Today we’d like to introduce you to Bex Baker.
Hi Bex, we’re thrilled to have a chance to learn your story today. So, before we get into specifics, maybe you can briefly walk us through how you got to where you are today?
I grew up overseas in China, and I spent my formative years feeling lonely and isolated living in a new country. Not knowing the language or local customs, it was very hard to make friends in those first few years. Although I didn’t know it at the time, painting would become a way for me to process trauma, isolation and mental health issues.

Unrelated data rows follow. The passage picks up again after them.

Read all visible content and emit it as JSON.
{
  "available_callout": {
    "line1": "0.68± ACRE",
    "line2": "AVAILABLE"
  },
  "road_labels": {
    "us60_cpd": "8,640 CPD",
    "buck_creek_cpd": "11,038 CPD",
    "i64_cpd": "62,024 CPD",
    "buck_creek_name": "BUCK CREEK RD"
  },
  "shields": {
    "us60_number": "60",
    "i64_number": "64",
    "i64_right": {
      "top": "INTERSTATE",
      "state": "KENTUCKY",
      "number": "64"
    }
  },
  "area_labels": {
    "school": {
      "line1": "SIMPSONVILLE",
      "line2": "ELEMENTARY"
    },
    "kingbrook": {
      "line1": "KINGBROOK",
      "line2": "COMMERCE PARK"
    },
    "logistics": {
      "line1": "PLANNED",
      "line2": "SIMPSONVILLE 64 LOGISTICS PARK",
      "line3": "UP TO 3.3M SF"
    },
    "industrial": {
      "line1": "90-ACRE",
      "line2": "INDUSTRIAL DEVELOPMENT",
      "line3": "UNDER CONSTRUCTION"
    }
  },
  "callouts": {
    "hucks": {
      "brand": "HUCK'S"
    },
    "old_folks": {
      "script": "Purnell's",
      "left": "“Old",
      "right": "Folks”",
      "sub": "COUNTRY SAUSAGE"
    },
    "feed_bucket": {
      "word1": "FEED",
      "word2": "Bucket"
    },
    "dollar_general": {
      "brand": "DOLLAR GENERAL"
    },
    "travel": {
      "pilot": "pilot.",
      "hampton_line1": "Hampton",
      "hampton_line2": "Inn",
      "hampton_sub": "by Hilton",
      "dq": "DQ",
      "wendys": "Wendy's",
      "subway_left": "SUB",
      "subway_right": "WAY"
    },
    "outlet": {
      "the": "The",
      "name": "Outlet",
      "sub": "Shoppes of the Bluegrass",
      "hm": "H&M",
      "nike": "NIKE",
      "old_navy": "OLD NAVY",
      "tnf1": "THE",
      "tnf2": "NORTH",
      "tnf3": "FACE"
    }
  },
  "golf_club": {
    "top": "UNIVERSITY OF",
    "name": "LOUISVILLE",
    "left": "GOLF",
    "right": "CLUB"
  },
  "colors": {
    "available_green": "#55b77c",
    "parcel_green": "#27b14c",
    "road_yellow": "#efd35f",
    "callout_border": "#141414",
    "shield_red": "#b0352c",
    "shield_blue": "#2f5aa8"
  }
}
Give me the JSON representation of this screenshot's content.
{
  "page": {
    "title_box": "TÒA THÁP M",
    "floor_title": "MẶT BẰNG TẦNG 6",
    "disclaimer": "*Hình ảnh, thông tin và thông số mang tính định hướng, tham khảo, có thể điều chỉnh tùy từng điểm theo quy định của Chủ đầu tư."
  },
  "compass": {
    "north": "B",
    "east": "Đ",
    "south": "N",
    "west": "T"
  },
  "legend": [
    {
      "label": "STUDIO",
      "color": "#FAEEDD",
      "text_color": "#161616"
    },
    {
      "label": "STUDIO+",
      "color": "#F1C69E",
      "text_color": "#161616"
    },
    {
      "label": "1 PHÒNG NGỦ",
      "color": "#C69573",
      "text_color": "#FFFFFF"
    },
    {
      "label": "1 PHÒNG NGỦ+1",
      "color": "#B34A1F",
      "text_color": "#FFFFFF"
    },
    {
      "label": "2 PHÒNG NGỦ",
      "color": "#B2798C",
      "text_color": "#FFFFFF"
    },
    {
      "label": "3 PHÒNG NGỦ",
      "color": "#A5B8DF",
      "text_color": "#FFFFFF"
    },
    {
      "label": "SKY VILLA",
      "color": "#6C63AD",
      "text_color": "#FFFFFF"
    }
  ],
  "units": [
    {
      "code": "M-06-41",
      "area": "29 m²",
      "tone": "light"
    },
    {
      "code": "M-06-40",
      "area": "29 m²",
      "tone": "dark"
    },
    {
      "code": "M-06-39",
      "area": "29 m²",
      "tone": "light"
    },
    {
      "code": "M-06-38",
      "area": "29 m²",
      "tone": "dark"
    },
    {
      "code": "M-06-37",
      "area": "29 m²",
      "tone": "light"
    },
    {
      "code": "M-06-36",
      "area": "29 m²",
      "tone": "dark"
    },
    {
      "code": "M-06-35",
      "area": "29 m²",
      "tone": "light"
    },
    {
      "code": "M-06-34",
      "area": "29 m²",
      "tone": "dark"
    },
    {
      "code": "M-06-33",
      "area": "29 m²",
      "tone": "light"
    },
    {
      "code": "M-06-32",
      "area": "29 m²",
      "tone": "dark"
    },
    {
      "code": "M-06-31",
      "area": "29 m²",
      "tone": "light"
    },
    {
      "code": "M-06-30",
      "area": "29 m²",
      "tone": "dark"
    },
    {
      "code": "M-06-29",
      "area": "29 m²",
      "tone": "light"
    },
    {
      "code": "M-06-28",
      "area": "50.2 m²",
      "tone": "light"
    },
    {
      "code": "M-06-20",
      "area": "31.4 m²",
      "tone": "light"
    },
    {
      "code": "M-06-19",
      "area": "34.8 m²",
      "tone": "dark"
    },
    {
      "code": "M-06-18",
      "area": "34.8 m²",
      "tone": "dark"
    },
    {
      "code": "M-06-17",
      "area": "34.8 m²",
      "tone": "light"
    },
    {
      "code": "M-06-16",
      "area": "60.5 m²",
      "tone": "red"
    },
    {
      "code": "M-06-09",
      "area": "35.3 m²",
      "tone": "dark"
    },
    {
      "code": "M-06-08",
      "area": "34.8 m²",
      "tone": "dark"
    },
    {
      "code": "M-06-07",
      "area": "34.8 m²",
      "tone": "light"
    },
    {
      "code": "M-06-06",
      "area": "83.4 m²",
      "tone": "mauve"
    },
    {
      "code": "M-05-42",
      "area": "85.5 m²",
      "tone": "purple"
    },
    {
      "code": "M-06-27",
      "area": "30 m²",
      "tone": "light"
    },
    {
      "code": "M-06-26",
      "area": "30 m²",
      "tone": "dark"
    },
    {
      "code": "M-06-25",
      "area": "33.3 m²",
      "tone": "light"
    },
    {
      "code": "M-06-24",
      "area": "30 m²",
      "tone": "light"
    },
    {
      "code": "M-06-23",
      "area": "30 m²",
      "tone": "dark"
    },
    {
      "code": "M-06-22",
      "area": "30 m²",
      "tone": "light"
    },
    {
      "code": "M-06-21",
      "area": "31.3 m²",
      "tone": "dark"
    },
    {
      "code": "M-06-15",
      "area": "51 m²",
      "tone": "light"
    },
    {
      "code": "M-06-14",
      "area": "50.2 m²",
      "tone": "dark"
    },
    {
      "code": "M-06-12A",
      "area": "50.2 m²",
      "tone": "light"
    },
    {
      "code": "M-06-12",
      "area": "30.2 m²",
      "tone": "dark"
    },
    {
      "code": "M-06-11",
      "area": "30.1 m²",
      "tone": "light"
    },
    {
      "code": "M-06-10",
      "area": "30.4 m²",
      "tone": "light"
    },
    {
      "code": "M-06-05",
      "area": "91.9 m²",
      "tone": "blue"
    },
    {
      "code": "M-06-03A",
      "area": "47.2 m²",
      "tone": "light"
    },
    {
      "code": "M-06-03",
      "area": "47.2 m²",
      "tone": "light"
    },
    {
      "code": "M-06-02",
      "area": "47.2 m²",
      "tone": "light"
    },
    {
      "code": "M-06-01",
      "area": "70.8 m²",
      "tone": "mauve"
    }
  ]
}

It would then take me years to truly gain the confidence to claim the phrase “I am an artist”. I first spent years jumping from job to job, trying to find my purpose. Nothing ever quite felt right. In my 20’s, I worked as a makeup artist and then as a graphic designer. I was happy to be doing something creative, but creating for other people ended up causing me a lot of unnecessary anxiety. It was confusing for me, because I had the belief that in order to be a real artist, I needed to monetize my work.
Several years ago, I reached a point where I had to take some huge risks in order to pursue what I really wanted, and I’m so glad that I did. Now I realize that it’s not about choosing art as a career and monetizing it. In fact, I would argue that I don’t have a choice in it at all, because being an artist is who I am.
Can you talk to us a bit about the challenges and lessons you’ve learned along the way. Looking back would you say it’s been easy or smooth in retrospect?
As any artist can tell you, imposter syndrome is real. I had to come to the realization that what makes you an artist is the fact that you have the desire to create, not whether you can monetize your work. I create, therefore I am an artist. There is no skill level to reach that marks your being defined as an artist.
As artists, we can be so critical of ourselves. It takes a lot of work to rid yourself of the idea of your finished product as being “good” or “bad”. Trying to get out of this headspace is a real challenge. I used to get so upset when a piece didn’t turn out the way I had expected it to, but now I understand that the failures are all part of the process. I can’t have the successes without the failures. It’s yin and yang, they go together.
My current mindset is to always see myself as a student. I am challenged now to keep my curiosity and my desire to learn new skills burning. So now if something doesn’t come out the way I intended, I don’t get discouraged but instead focus on the process and the joy I get from creating. Afterall, it’s the love of creating art that keeps me going.
Thanks for sharing that. So, maybe next you can tell us a bit more about your work?
People often ask me what the meaning of my pieces are. It’s funny, because I often find myself painting or drawing without thinking. I have imagery in my head, and I feel like I need to get it out before my thoughts and ideas consume me. When I create, I am pulling from a place deep within myself. A place that is often a mystery to me. As time passes, I am able to look back objectively and really understand my work during that time.
In recent years, I have been focused on themes in nature. Especially those of rebirth and resurrection. I have always felt a profound connection to nature. In my work you see a lot of decay and death being overtaken by growth. When I first started on these pieces, I was going through a pretty rough time; I was trying to balance parenthood, a pandemic and a corporate job. For years, I thought that I was just painting “pretty” things that I liked in my spare time. At the beginning of 2022, I quit my job and came out publicly as queer and non-binary. All of a sudden, all of my pieces started to make sense to me. It was like working on a puzzle for so long and finally getting to step back and see the full picture.
As humans we are constantly going through change. It is inevitable. We will constantly be going through cycles, whether it is a relationship, job, or your own identity. I realized that I had been “dying” in my personal and work life for so many years, and when I finally let go to that life that I was so desperately trying to preserve, I was able to start anew.
Recently I have found a new medium that has taken over my obsessive tendencies in art: relief printmaking. I am continuously learning new techniques and working with new tools. I love using a traditional form of printing and how it connects me to another era. I am starting to introduce some religious themes as it pertains to my strict upbringing. I am excited to see where this new chapter leads me and to see what pieces will be made.
How do you think about happiness?
Community. Community. Community. Like most of us, I struggled after the pandemic to rebuild a sense of connection and belonging with others. When I first started out I really had no idea what I was doing. My first market, I showed up with just a table and my work. I quickly realized that was not going to cut it against the Texas sun. Immediately I had several other artisans around me offer to help and we rigged together an awning for me.
Over the past few years, I have made some incredible connections with other artists. We laugh, share ideas, encourage each other, even cry. Baring your soul via art can be a vulnerable experience, but this is a group of people who understands that and will offer support when needed. I look forward to each event I go to, it’s become my whole social life.